La polyphonie libre semble se définir précisément par un manque de structure, mais votre thèse de doctorat s’intitule: «La structure de la polyphonie libre».

- Exactement. Le manque de structure la rend compliquée, mais il s’agit toujours d’une séquence de notes. Elles peuvent se chevaucher, commencer en même temps mais se terminer à des moments différents. Il peut y en avoir plusieurs en parallèle ou on peut simplement avoir une séquence de notes simples. La représentation des notes dans une partition n’est pas simple, et les structures qu’elles forment ensemble peuvent être encore plus compliquées. Habituellement, les gens abordent ce problème en faisant des hypothèses simplificatrices, par exemple en supposant qu’ils ont affaire à une séquence d’accords. Mais ce qui est vraiment intéressant, c’est quand ce n’est pas le cas. Les notes sont toujours liées les unes aux autres, mais nous devons déterminer lesquelles et comment.

Qu’est-ce qui vous a amené à vous intéresser à ce sujet?

- Je joue du trombone et un peu de piano. J’avais aussi quelques notions de solfège lorsque j’ai commencé ma thèse. Quand on apprend le solfège, on apprend à l’appliquer en faisant preuve de bon sens, en étendant les règles simples à des cas plus complexes. Seulement, ce n’est pas très explicite. On ne sait pas vraiment comment faire. C’est quelque chose qui m’obnubilait, un problème que je voulais traiter. Je voulais savoir si on pouvait aller jusqu’à apprendre à un ordinateur à le faire?

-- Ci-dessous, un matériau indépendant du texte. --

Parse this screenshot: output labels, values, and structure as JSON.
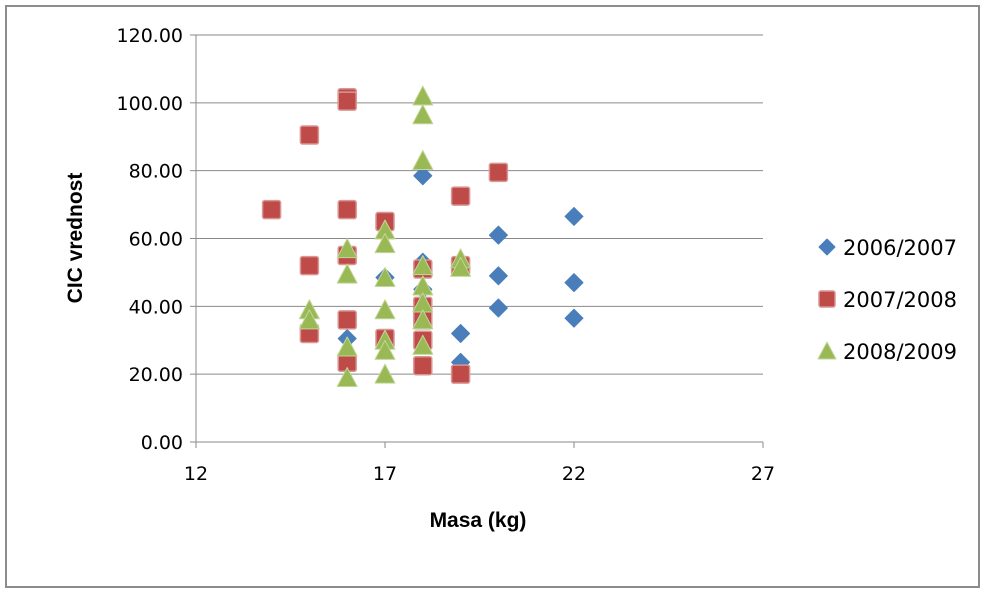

L’EPFL est connue pour de nombreuses choses, mais la musique ne figure pas en tête de liste. Qu’est-ce qui vous a amené à rejoindre l’EPFL?

- J’avais déjà rédigé ma thèse de master avec Martin Rohrmeier, qui dirige aujourd’hui le Digital and Cognitive Musicology Lab de l’EPFL, alors qu’il était encore à Dresde. Je l’ai donc suivi ici pour ma thèse de doctorat. Ce qui est formidable à l’EPFL, c’est que nous pouvons combiner le côté humain des choses – la musique et les phénomènes culturels – avec toute cette expertise en informatique.

Quels outils utilisez-vous pour étudier ce type de problème en musicologie?

- Mon travail repose sur des modèles génératifs. Le morceau de musique est pour ainsi dire le produit final de ce que le modèle génère, et le processus génératif peut être considéré comme une «explication» du morceau. J’essaie de comprendre quelle est la bonne explication pour les notes d’un morceau. Autrement dit, ce qui se passe dans le processus génératif. Ces modèles sont généralement récursifs, de la même manière que la musique consiste souvent à prendre quelque chose de simple et à l’agrémenter, en le rendant de plus en plus complexe.

Sur le plan probabiliste, il s’agit de quantifier le degré de plausibilité d’une explication donnée pour un morceau. En attribuant des probabilités à chaque étape, on obtient une probabilité pour chaque dérivation. Ensuite, on peut se demander: étant donné ce morceau, quelle en est l’explication la plus plausible?

Quels sont les principaux résultats que vous avez découverts pendant votre thèse?

- L’une des choses les plus intéressantes que j’ai découvertes, c’est que nous ne comprenons pas encore suffisamment le voice-leading, qui décrit le phénomène des notes reliées en lignes, les notes menant aux notes qui les suivent. Mais qu’entendons-nous par «voix»? Elles peuvent faire référence à différents instruments jouant ensemble ou à différents chanteurs et chanteuses chantant ensemble. Par exemple, dans le célèbre prélude de la suite pour violoncelle en sol majeur de Bach, on a l’impression que plusieurs voix s’unissent alors qu’il ne s’agit que d’une ligne de violoncelle solo. C’est un exemple de polyphonie implicite, où il y a plusieurs voix prévues. On ne sait donc toujours pas ce que l’on entend par voix, surtout lorsque l’on n’a pas de structure vocale fixe.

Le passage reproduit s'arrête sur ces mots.